I like at the end Roger taps his fingers signaling "we got 'em, we're in". This scene encapsulates the true meaning of the series. Manipulate the masses by any means necessary for personal gain and wealth....
When I smoked many, many years ago I could buy a carton of Lucky Strikes for $2.00 including tax. Late 1950’s. You could smoke ANYWHERE! Even in hospitals. How things have changed. In this case, for the better.
Heh, Roger says "I don't have to tell you what you just witnessed" but when Lee responds "I think you do", Roger didn't expect it I think? He is not sure himself what Don's saying I think :D Maybe not, but his expression was funny.
No, he wasn't expecting it, because what Don did should clearly speak for itself. Did Roger really know what Don was saying, I don't know, probably not, but that doesn't matter, what mattered is that he knew that Don brought them back to the table with a great piece of bait, his spur of the moment genius pitch, and now he has the opportunity to reel them in(just as they were about to get away).
Pay attention at 0:32 when roger is saying "through manipulation of the the media, the public is under the impression your cigarettes are linked to certain fatal diseases" Don is trying to use the same channel to impose the lucky strike is toasted impression to the public.
@Lattamonsteri well that's the base concept of every ad campaign ever. you don't make the product better by advertising it, you just differentiate the "experience".
When Don didn't say anything I thought he was bad at his job. But then later on he said something that was good, he wrote it on the blackboard too. In the middle bit, Pete said something about research but I was like 'whoa' nobody cares about your research, this is going to end badly! But then when Don said about it being toasted I think he saved the day and the meeting was adjudged to be a success.
I like that the son immediately stops the meeting once his dad said that shit about the Native Americans. It would be a PR bust for them if his dad went on and on from that point.
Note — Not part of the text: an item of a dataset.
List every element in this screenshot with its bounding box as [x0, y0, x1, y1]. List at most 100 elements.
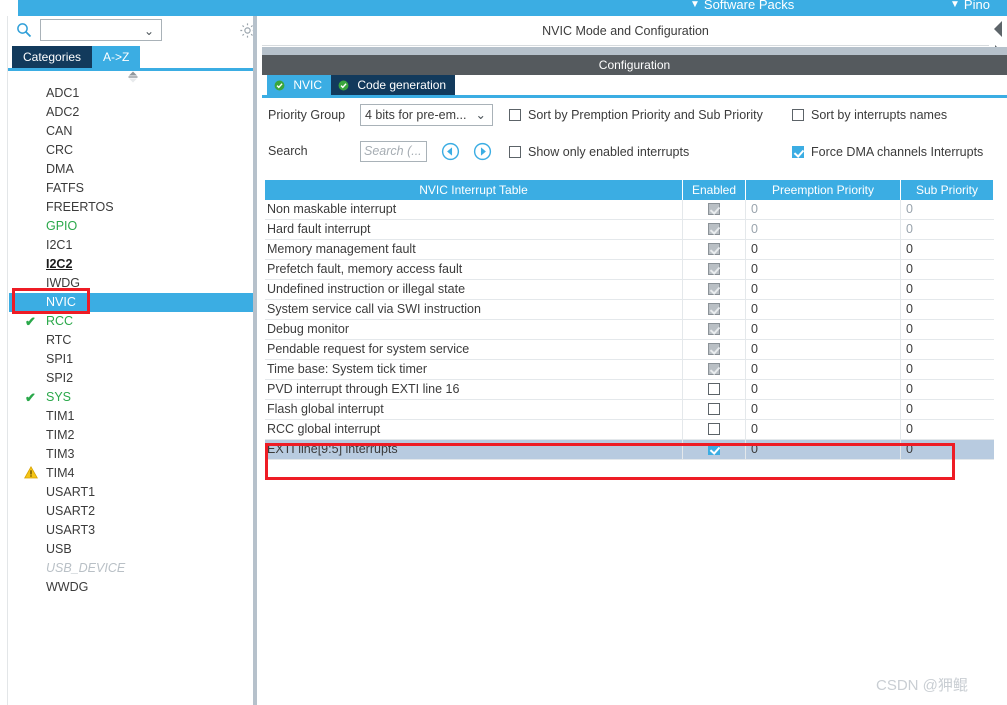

I always felt like Pete had this idea before Don but presented it poorly. Essentially Don said the exact same thing--who cares if it will kill you? Be happy. I think the writers wanted to point that out because they show a quick shot of the disgust on Pete's face.
If only the cigarette industry had developed an e-cig by the 70s or 80s they could have saved themselves. I am so grateful that I don't have to breathe 2nd hand cigarette smoke. The smokers ruined their pleasure of public smoking because they couldn't be polite enough to keep their smoking away from everyone else.
@DSchruteBeets Yea, I've understood that some ad campaigns in Mad Men are based on real campaigns. But, as Don himself pointed out, all cigarettes are really the same. All of them are toasted, so declaring that Lucky Strike is toasted instead of being sun-dried, while it may have given a more luxurious image to the product, certainly didnt make it any different from other deadly cigarette brands. Maybe it's just that I can't quite digest the use of a 20s ad in the 60s. But that's just me... :P
It makes it different in the mind of the consumer because the average consumer doesn't know how cigarettes are made and that all of them are toasted. All they know is Lucky Strikes are toasted.